Ce serait manquer de patience ou de bonne foi que d’en exiger davantage de nos colonies, dotées, depuis peu, du programme de travaux publics qui devait permettre à des hommes comme Gallieni, Doumer, Ballay et leurs précieux collaborateurs de couronner l’œuvre des conquérans, en effectuant la prise de possession par le rail, instrument d’annexion plus précis et moins onéreux que le canon. Ce sont là des frais de premier établissement assez élevés sans doute, mais ils nous libéreront avant peu des grosses dépenses militaires, qui constituent la charge la plus lourde du budget des colonies, dont elles absorbent les trois quarts : en dehors de la défense des frontières, d’une forte gendarmerie et d’une milice bien encadrée, notre œuvre de guerre sera terminée aux colonies quand les voies ferrées auront apporté aux races primitives, qui ont à peine entrevu leurs nouveaux maîtres et ne les ont pas encore compris, la loi du labeur, d’où naîtront le bien-être et la confiance. Les années qui viennent nous feront assister, il faut bien l’espérer, à ce spectacle rassérénant de la transformation graduelle d’un budget de la guerre en budget de travaux publics, s’il y a du vrai dans cet aphorisme d’une rigueur mathématique apparente : que le chemin de fer porte plus loin que l’artillerie.
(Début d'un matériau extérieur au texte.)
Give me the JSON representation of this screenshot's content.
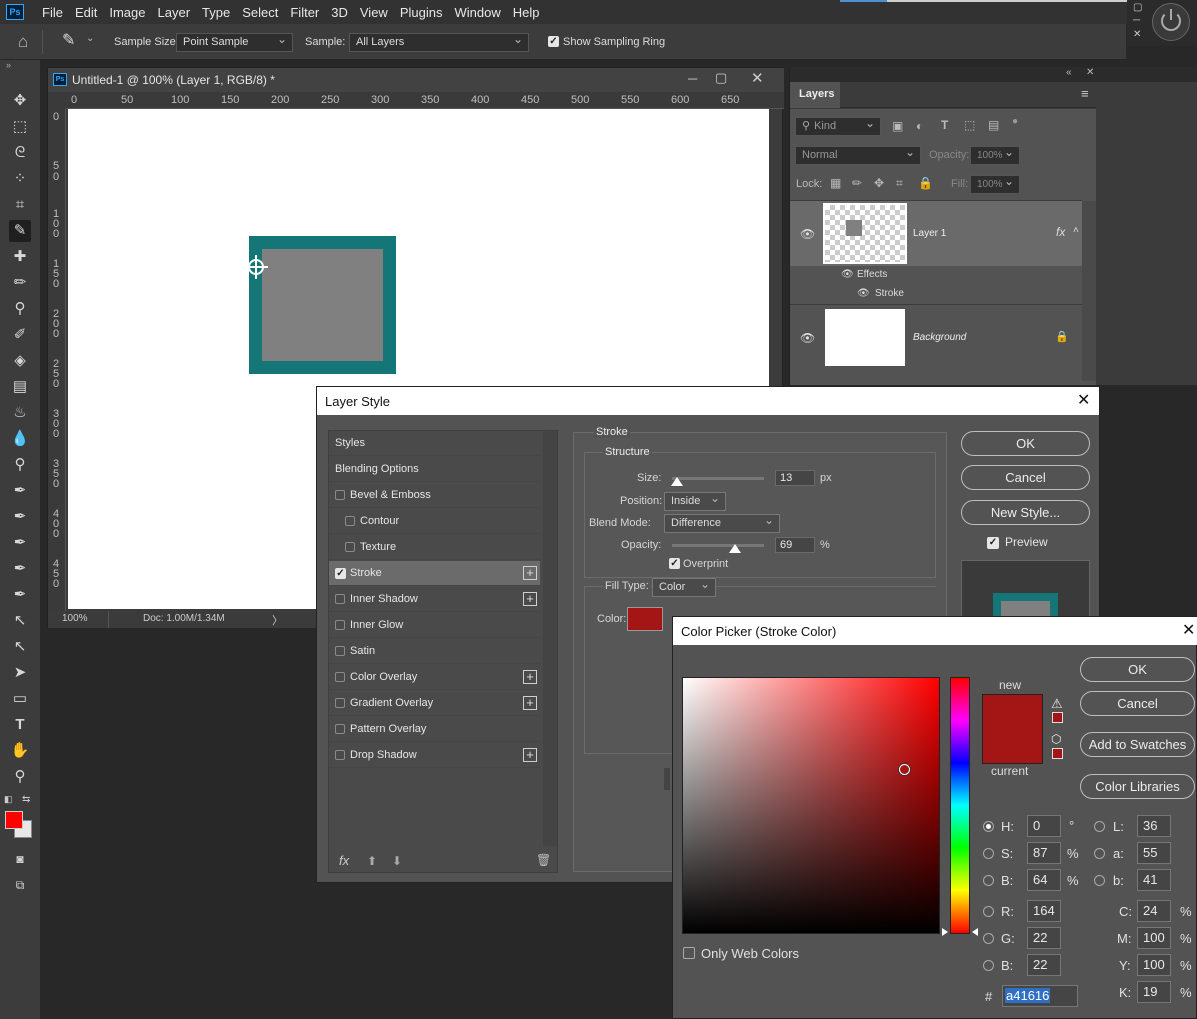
{
  "menu": [
    "File",
    "Edit",
    "Image",
    "Layer",
    "Type",
    "Select",
    "Filter",
    "3D",
    "View",
    "Plugins",
    "Window",
    "Help"
  ],
  "app_logo": "Ps",
  "options": {
    "sample_size_label": "Sample Size:",
    "sample_size_value": "Point Sample",
    "sample_label": "Sample:",
    "sample_value": "All Layers",
    "show_ring_label": "Show Sampling Ring"
  },
  "document": {
    "title": "Untitled-1 @ 100% (Layer 1, RGB/8) *",
    "ruler_h": [
      "0",
      "50",
      "100",
      "150",
      "200",
      "250",
      "300",
      "350",
      "400",
      "450",
      "500",
      "550",
      "600",
      "650"
    ],
    "ruler_v": [
      "0",
      "50",
      "100",
      "150",
      "200",
      "250",
      "300",
      "350",
      "400",
      "450"
    ],
    "zoom": "100%",
    "doc_size": "Doc: 1.00M/1.34M"
  },
  "layers": {
    "tab": "Layers",
    "kind": "Kind",
    "blend": "Normal",
    "opacity_label": "Opacity:",
    "opacity_value": "100%",
    "lock_label": "Lock:",
    "fill_label": "Fill:",
    "fill_value": "100%",
    "layer1": "Layer 1",
    "fx": "fx",
    "effects": "Effects",
    "stroke": "Stroke",
    "background": "Background"
  },
  "layer_style": {
    "title": "Layer Style",
    "items": [
      {
        "label": "Styles",
        "check": "none",
        "plus": false
      },
      {
        "label": "Blending Options",
        "check": "none",
        "plus": false
      },
      {
        "label": "Bevel & Emboss",
        "check": "off",
        "plus": false
      },
      {
        "label": "Contour",
        "check": "off",
        "plus": false,
        "indent": true
      },
      {
        "label": "Texture",
        "check": "off",
        "plus": false,
        "indent": true
      },
      {
        "label": "Stroke",
        "check": "on",
        "plus": true,
        "selected": true
      },
      {
        "label": "Inner Shadow",
        "check": "off",
        "plus": true
      },
      {
        "label": "Inner Glow",
        "check": "off",
        "plus": false
      },
      {
        "label": "Satin",
        "check": "off",
        "plus": false
      },
      {
        "label": "Color Overlay",
        "check": "off",
        "plus": true
      },
      {
        "label": "Gradient Overlay",
        "check": "off",
        "plus": true
      },
      {
        "label": "Pattern Overlay",
        "check": "off",
        "plus": false
      },
      {
        "label": "Drop Shadow",
        "check": "off",
        "plus": true
      }
    ],
    "stroke_header": "Stroke",
    "structure_header": "Structure",
    "size_label": "Size:",
    "size_value": "13",
    "size_unit": "px",
    "position_label": "Position:",
    "position_value": "Inside",
    "blend_label": "Blend Mode:",
    "blend_value": "Difference",
    "opacity_label": "Opacity:",
    "opacity_value": "69",
    "opacity_unit": "%",
    "overprint_label": "Overprint",
    "fill_type_label": "Fill Type:",
    "fill_type_value": "Color",
    "color_label": "Color:",
    "ok": "OK",
    "cancel": "Cancel",
    "new_style": "New Style...",
    "preview": "Preview",
    "size_slider": 0.05,
    "opacity_slider": 0.69
  },
  "color_picker": {
    "title": "Color Picker (Stroke Color)",
    "ok": "OK",
    "cancel": "Cancel",
    "add_swatches": "Add to Swatches",
    "color_libraries": "Color Libraries",
    "new_label": "new",
    "current_label": "current",
    "only_web": "Only Web Colors",
    "hex_label": "#",
    "hex": "a41616",
    "H": "0",
    "S": "87",
    "B": "64",
    "R": "164",
    "G": "22",
    "Bv": "22",
    "L": "36",
    "a": "55",
    "b": "41",
    "C": "24",
    "M": "100",
    "Y": "100",
    "K": "19",
    "deg": "°",
    "pct": "%"
  },
  "colors": {
    "stroke": "#a41616",
    "teal": "#147676",
    "gray_fill": "#808080",
    "foreground": "#ff0000"
  }
}
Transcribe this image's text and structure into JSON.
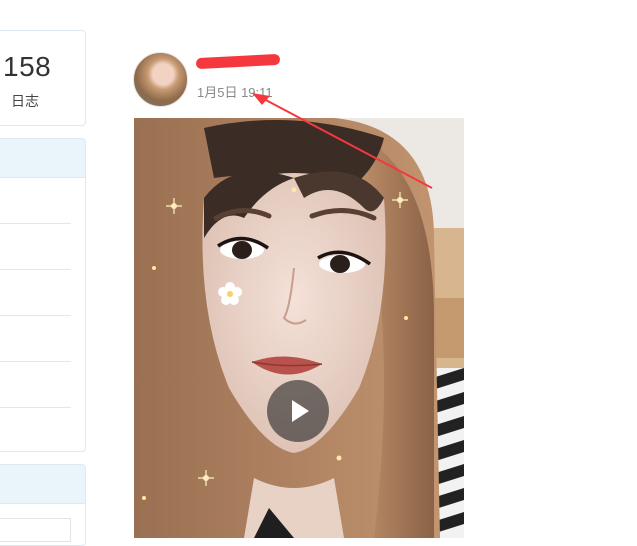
{
  "sidebar": {
    "stat_count": "158",
    "stat_label": "日志"
  },
  "post": {
    "time": "1月5日 19:11",
    "avatar_icon": "user-avatar",
    "media_icon": "video-thumbnail",
    "play_icon": "play-icon"
  },
  "annotation": {
    "color": "#f4383d"
  }
}
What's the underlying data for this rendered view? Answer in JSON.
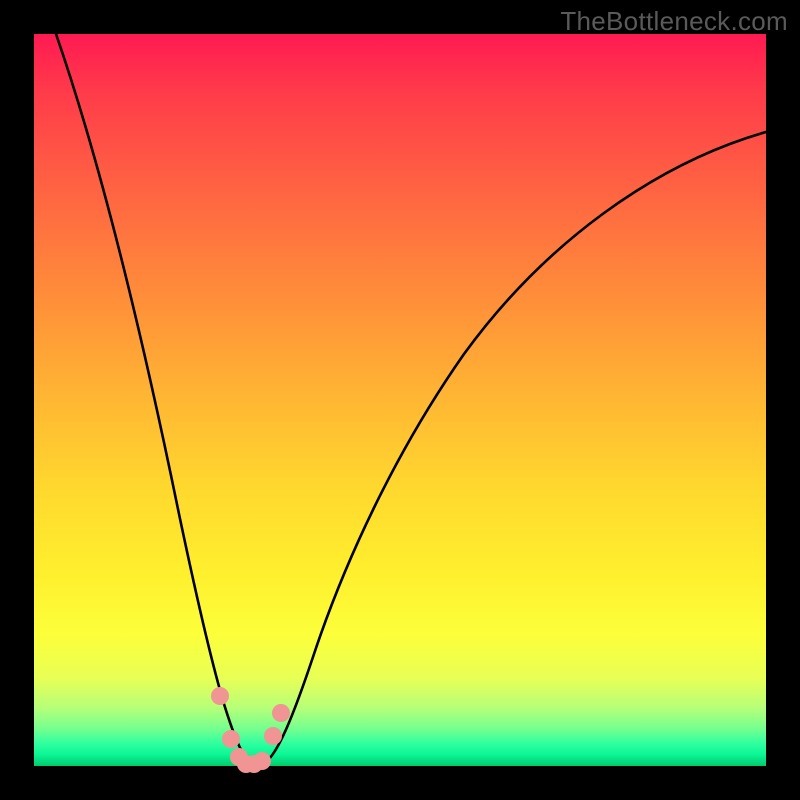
{
  "watermark_text": "TheBottleneck.com",
  "chart_data": {
    "type": "line",
    "title": "",
    "xlabel": "",
    "ylabel": "",
    "xlim": [
      0,
      100
    ],
    "ylim": [
      0,
      100
    ],
    "background_gradient": {
      "direction": "vertical",
      "description": "bottleneck severity heatmap: red (high) at top → green (none) at bottom",
      "stops": [
        {
          "pos": 0.0,
          "color": "#ff1a52"
        },
        {
          "pos": 0.5,
          "color": "#ffb733"
        },
        {
          "pos": 0.82,
          "color": "#fcff3a"
        },
        {
          "pos": 0.97,
          "color": "#2dffa0"
        },
        {
          "pos": 1.0,
          "color": "#02c96a"
        }
      ]
    },
    "series": [
      {
        "name": "bottleneck-curve",
        "description": "V-shaped bottleneck percentage curve; minimum is the optimal balance point",
        "x_approx": [
          3,
          10,
          17,
          22.5,
          26,
          28,
          29.5,
          31,
          34,
          40,
          50,
          65,
          82,
          100
        ],
        "y_approx": [
          100,
          74,
          44,
          19,
          6,
          1,
          0,
          1,
          7,
          22,
          44,
          64,
          78,
          86
        ]
      }
    ],
    "markers": {
      "name": "highlighted-data-points",
      "color": "#f09494",
      "points_approx": [
        {
          "x": 25.5,
          "y": 9.5
        },
        {
          "x": 27.0,
          "y": 4.0
        },
        {
          "x": 28.0,
          "y": 1.0
        },
        {
          "x": 29.0,
          "y": 0.0
        },
        {
          "x": 30.0,
          "y": 0.0
        },
        {
          "x": 31.1,
          "y": 1.0
        },
        {
          "x": 32.7,
          "y": 4.5
        },
        {
          "x": 33.8,
          "y": 8.0
        }
      ]
    },
    "minimum_at_x_approx": 29.5,
    "grid": false,
    "legend": false
  }
}
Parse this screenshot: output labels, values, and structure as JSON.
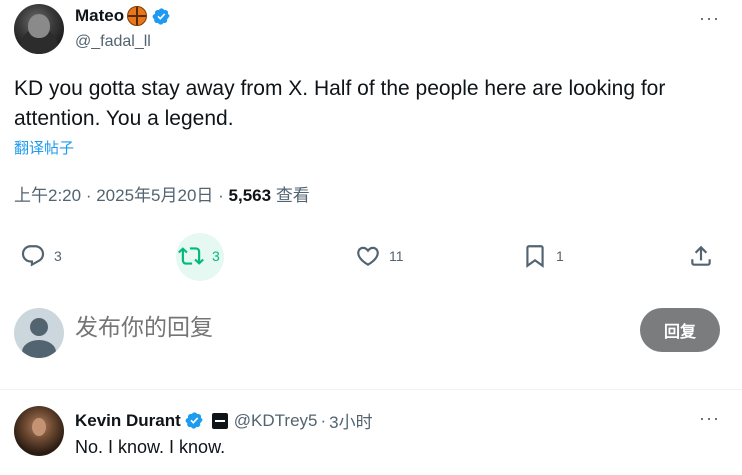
{
  "post": {
    "author_name": "Mateo",
    "author_handle": "@_fadal_ll",
    "more_label": "···",
    "text": "KD you gotta stay away from X. Half of the people here are looking for attention. You a legend.",
    "translate_label": "翻译帖子",
    "time": "上午2:20",
    "date": "2025年5月20日",
    "views_count": "5,563",
    "views_label": "查看"
  },
  "actions": {
    "reply_count": "3",
    "retweet_count": "3",
    "like_count": "11",
    "bookmark_count": "1"
  },
  "compose": {
    "placeholder": "发布你的回复",
    "button_label": "回复"
  },
  "reply": {
    "author_name": "Kevin Durant",
    "author_handle": "@KDTrey5",
    "dot": "·",
    "time": "3小时",
    "more_label": "···",
    "text": "No. I know. I know."
  },
  "colors": {
    "verified_blue": "#1d9bf0",
    "retweet_green": "#00ba7c",
    "muted_text": "#536471"
  },
  "icons": {
    "reply": "reply-icon",
    "retweet": "retweet-icon",
    "like": "heart-icon",
    "bookmark": "bookmark-icon",
    "share": "share-icon",
    "verified": "verified-badge-icon",
    "emoji": "basketball-emoji-icon"
  }
}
Dès maintenant, il y a bien du numéraire et bien de l’effort humain en mouvement dans nos possessions récentes, où, phénomène peu commun, l’initiative privée a vu plus d’une fois le zèle administratif lui ouvrir la route, et la réponse est facile à faire aux gens d’humeur dénigrante à qui les coloniaux apparaissent, — d’un peu loin il est vrai, — comme des villégiateurs de grande banlieue, dont le temps se passerait à musarder sous les bananiers, en battant l’absinthe comme dans le bastidon

  1. Dans cet espace de temps, l’Indo-Chine voyait son commerce d’importation monter de 11 à 21 millions (les cotonnades seules de 4 à 12 millions) et son exportation de 13 à 46 millions : Madagascar, dont le commerce général ne dépassait guère 17 millions de francs en 1896 (au lendemain de la prise de Tananarive), opère en 1899 sur 35 965 000 francs, et s’élève en 1900 jusqu’à 51 millions, dans lesquels figure, pour 42 millions, son commerce avec la métropole, qui ne participait que pour un quart dans l’activité de ces échanges, il y a cinq ans (Rapport officiel du gouverneur général). On y a, vu la vente des cotonnades progresser de 6 millions dans l’espace d’une année.